At the semi-finals of the Venus Awards, Thames Valley last week our founder Rachel Eden was put through as a finalist for Entrepreneur of the year. Team member Lyndsay Henderson was in the running as the business mother of the year and made it to being a semi-finalist. Rachel shares her thoughts on being an ‘entrepreneur’.
When I was initially nominated as ‘entrepreneur of the year’ in the Venus awards I was in two minds about it. Although I’ve built Holy Brook Associates from the stereotypical ‘on my dining room table’ pipe dream to a values-based company that I’m hugely proud of that both serves our existing clients and is growing to serve new clients I’ve been reluctant to take the label of “entrepreneur”.
Being involved in the Venus awards, which is an award ceremony focused on women, has caused me to reflect on this. I’m meeting with the sponsor, Jack FM, tomorrow (13th April) and in preparing for this I’ve been thinking about why I have been slightly embarrassed by the term.

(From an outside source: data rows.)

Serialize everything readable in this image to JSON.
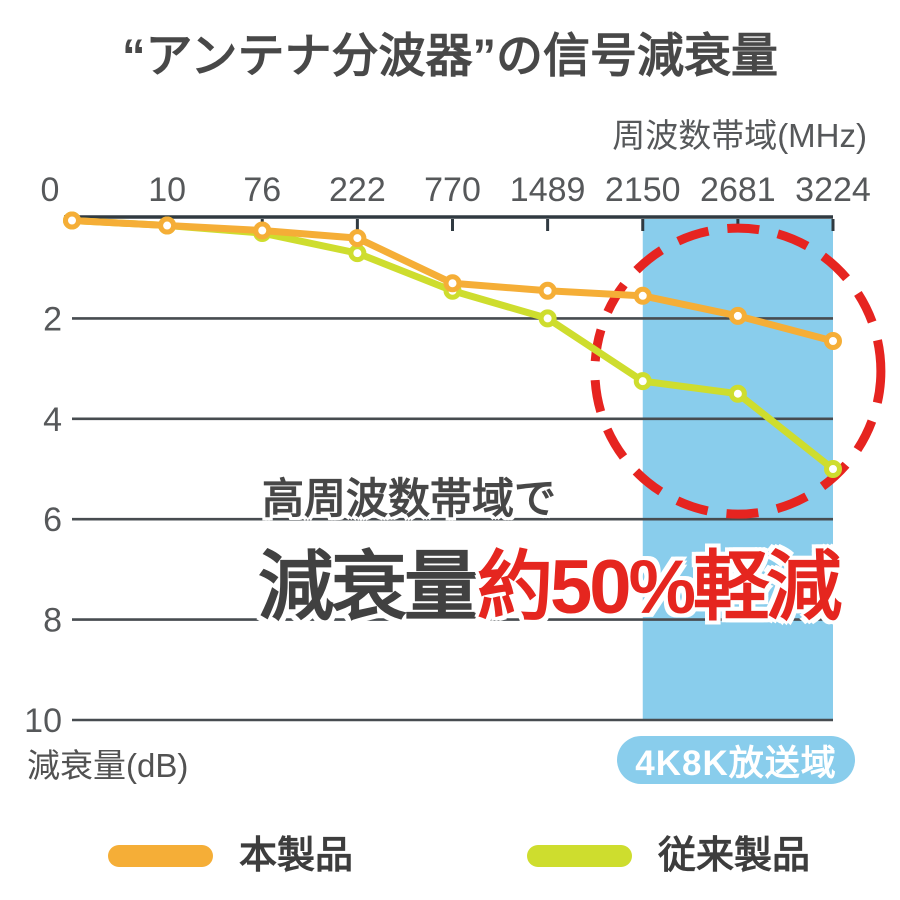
{
  "page": {
    "background": "#ffffff"
  },
  "header": {
    "title": "“アンテナ分波器”の信号減衰量",
    "frequency_axis_label": "周波数帯域(MHz)",
    "attenuation_axis_label": "減衰量(dB)"
  },
  "overlay": {
    "line1": "高周波数帯域で",
    "line2_gray": "減衰量",
    "line2_red": "約50%軽減",
    "gray_color": "#414141",
    "red_color": "#e5261f"
  },
  "badge": {
    "label": "4K8K放送域",
    "color": "#89cdec",
    "text_color": "#ffffff"
  },
  "legend": [
    {
      "label": "本製品",
      "color": "#f5ae37"
    },
    {
      "label": "従来製品",
      "color": "#cedd2e"
    }
  ],
  "chart_data": {
    "type": "line",
    "title": "“アンテナ分波器”の信号減衰量",
    "xlabel": "周波数帯域(MHz)",
    "ylabel": "減衰量(dB)",
    "categories": [
      "0",
      "10",
      "76",
      "222",
      "770",
      "1489",
      "2150",
      "2681",
      "3224"
    ],
    "y_ticks": [
      "2",
      "4",
      "6",
      "8",
      "10"
    ],
    "ylim": [
      0,
      10
    ],
    "y_axis_inverted_downward": true,
    "grid": "horizontal",
    "legend_position": "bottom",
    "series": [
      {
        "name": "本製品",
        "color": "#f5ae37",
        "values": [
          0.05,
          0.15,
          0.25,
          0.4,
          1.3,
          1.45,
          1.55,
          1.95,
          2.45
        ]
      },
      {
        "name": "従来製品",
        "color": "#cedd2e",
        "values": [
          0.05,
          0.15,
          0.3,
          0.7,
          1.45,
          2.0,
          3.25,
          3.5,
          5.0
        ]
      }
    ],
    "highlight_band": {
      "label": "4K8K放送域",
      "from_category": "2150",
      "to_category": "3224",
      "color": "#89cdec"
    },
    "annotation_circle": {
      "center_category": "2681",
      "center_value": 3.05,
      "color": "#e62420",
      "style": "dashed"
    },
    "colors": {
      "axis": "#303a41",
      "gridline": "#474c50",
      "tick_label": "#56585a"
    }
  }
}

At the semi-finalist announcement, Tara Howard – the founder of the awards – pointed out that many of the women in other categories were entrepreneurs and yet hadn’t been nominated as such, so I know I’m not alone in this reluctance to take this label. It may be a gender-based thing, but I suspect quite a few men would have the same reluctance.
Perhaps it is because there is a stereotype of an entrepreneur being a young hotshot working in an office full of beanbags and taking excessive risks. Perhaps it is part of imposter syndrome – an entrepreneur is Steve Jobs or Richard Branson not ‘just me’.
However, as soon as I started thinking of myself as being an entrepreneur it changed my mindset and has focused me in on four key activities.
Firstly, it reminded me that while Holy Brook Associates has already grown and developed it is still developing and growing and that we should continue to focus on innovating and trying new things.
Secondly, the heart of entrepreneurship is creating and seeking value – and that I should continue to look at how we can develop, whether it is through developing our informal recognition system ‘Holy Brook kudos’, supporting our clients or helping our charity of the year in a different way.
Thirdly an entrepreneur is a coordinator, so this has reminded me that Holy Brook Associates is most definitely not ‘just me’. I have an absolutely stellar team around me. Because Holy Brook has a networked and devolved approach I coordinate them rather than manage the team. Focusing on my role as an entrepreneur reminded me of that key coordination role that an entrepreneur plays, and – crucially – reminded me to delegate tasks both internally and bring in external people to support us.
Finally and perhaps most importantly putting a label on myself and having a certificate up saying ‘Entrepreneur of the year: finalist’ it has both made me commit. I’m now more determined to not faff about, but to build a sustainable, successful organisation that will continue to add value to our clients and community.
I’d encourage others to take that same step and – if you are an entrepreneur – call yourself one.